He eyed the bot and then me. “The antenna. I need it, too. And the battery pack and handset. But—”
Back to the cockpit I went. Damn. I had to climb again. There was nearly nothing left of my hands by the time I got there. Tears poured down my face like a waterfall, but I pressed on. If my last act on Earth was to help Commander Lucas Von, then I might as well make it count.
I scooped up the black contraption I prayed was the antenna, a block that could have been a battery, and the handset I knew was a handset because it looked exactly like an old phone. Resigning myself to the dirt again, shot around the ship to the car, and threw the things in the window.
“Is that everything?” I asked.
“For Christ’s sake! Yes! Let’s go!”
In the comfort of the driver’s seat once more, I shifted the car into reverse and backed away from the ship. Touching the wheel with my ravaged hands was hell, so I steered with my forearms. Pumpkin pushed up the side of the crater and onto the grass like a champ. In the rearview mirror, I watched the bot fall, collect something from the ground (a gun, if I had to guess), and mount its motorbike.
I threw caution to the wind and launched over the terrain like a mad-man, doing everything I could to watch for rocks and bumps but failing miserably. Every bounce, jerk, and rattle reverberated up my arms, forcing me to relive the burning pain over and over. Commander Lucas Von shouted something about his stitches, and his fingers dug into my seat.

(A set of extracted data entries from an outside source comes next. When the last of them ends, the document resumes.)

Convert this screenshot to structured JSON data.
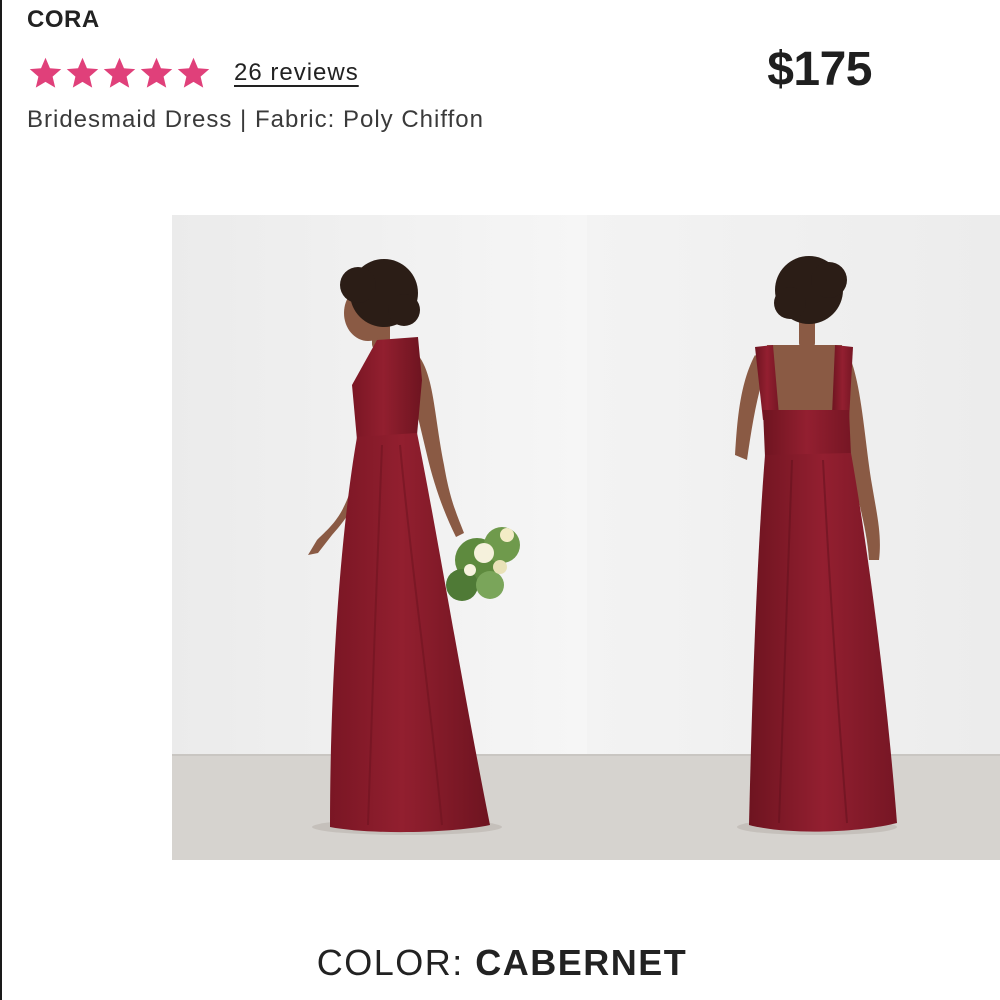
{
  "product": {
    "name": "CORA",
    "rating": 5,
    "max_rating": 5,
    "reviews_label": "26 reviews",
    "price": "$175",
    "subtitle": "Bridesmaid Dress | Fabric: Poly Chiffon"
  },
  "gallery": {
    "photos": [
      {
        "view": "front",
        "icon": "dress-front-photo"
      },
      {
        "view": "back",
        "icon": "dress-back-photo"
      }
    ]
  },
  "color": {
    "prefix": "COLOR: ",
    "value": "CABERNET"
  },
  "colors": {
    "star": "#e0407a",
    "dress": "#8c1d2c",
    "wall": "#f2f2f2",
    "floor": "#d6d3cf"
  }
}
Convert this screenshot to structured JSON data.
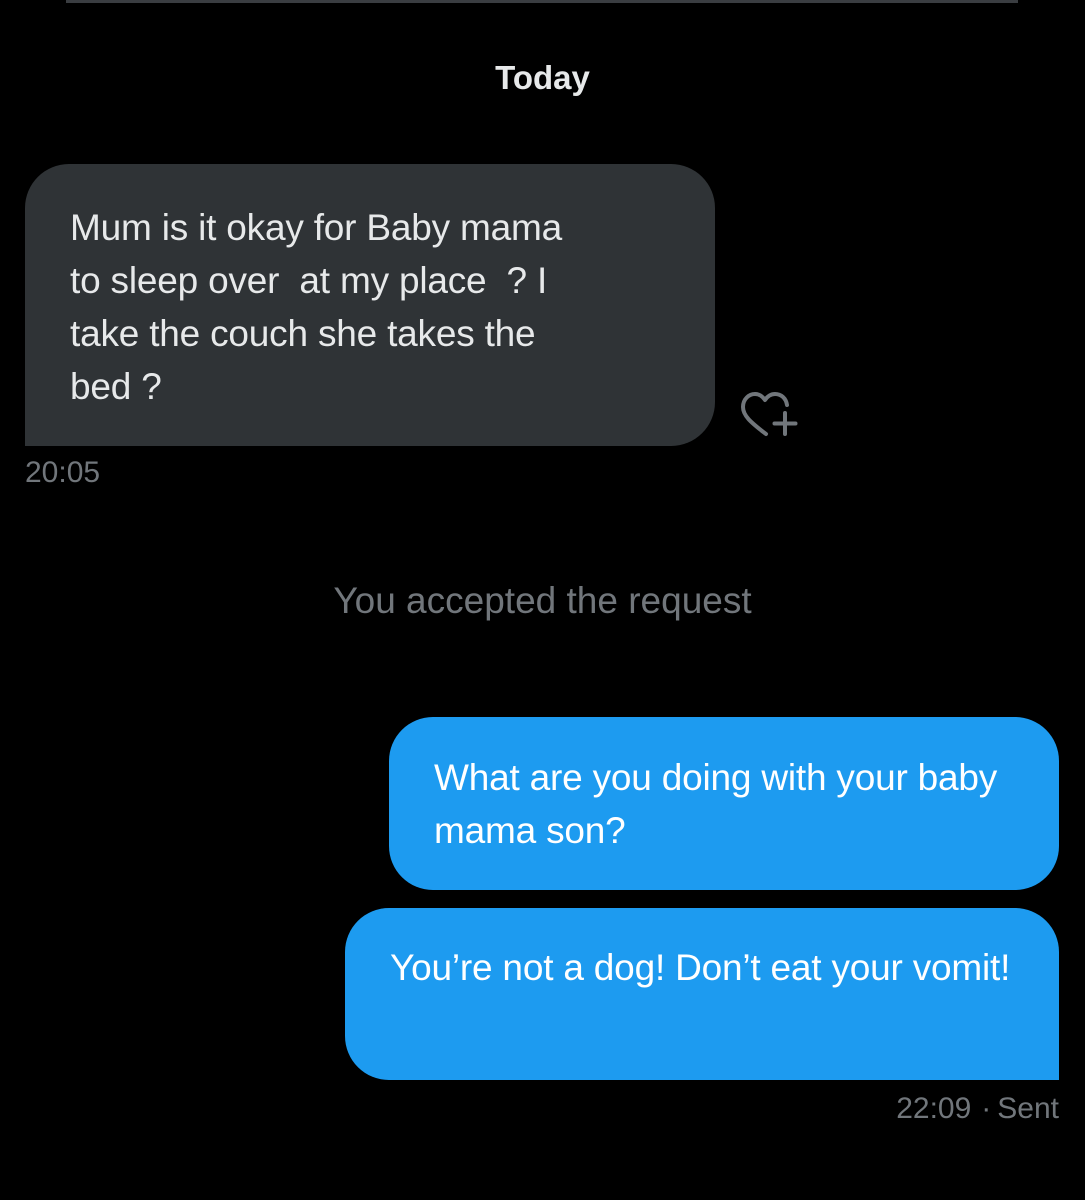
{
  "conversation": {
    "date_separator": "Today",
    "incoming": {
      "text": "Mum is it okay for Baby mama\nto sleep over  at my place  ? I\ntake the couch she takes the\nbed ?",
      "time": "20:05"
    },
    "system_message": "You accepted the request",
    "outgoing": [
      {
        "text": "What are you doing with your baby mama son?"
      },
      {
        "text": "You’re not a dog! Don’t eat your vomit!"
      }
    ],
    "outgoing_time": "22:09",
    "outgoing_separator": "·",
    "outgoing_status": "Sent"
  },
  "icons": {
    "react": "heart-plus-icon"
  },
  "colors": {
    "background": "#000000",
    "incoming_bubble": "#2f3336",
    "outgoing_bubble": "#1d9bf0",
    "muted_text": "#71767b"
  }
}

Pumpkin’s engine roared, but I could still make out the sound of the motorbike approaching from the rear. No shots fired. The bot wouldn’t bother. My father taught me that, unlike on TV where a well-aimed shot could cause an explosion, firing on moving vehicles in real life was nothing but a waste of bullets. Especially with a handgun.
I found myself thinking very logically in this way, about what the security bot was doing and what it might do next. But also of nothing else. The calculations running in my brain required the utmost concentration, and the rest of the world became a blur. It was a miracle we made it back to the lake house without crashing, but in this state of computerized thought, I realized something else.
We needed a crowd. Genesis Robotics was on thin ice with the public. They wouldn’t risk one of their bots killing someone on camera. We needed to go somewhere with other people, all of whom would be carrying phones. If we made it that far, it would back down.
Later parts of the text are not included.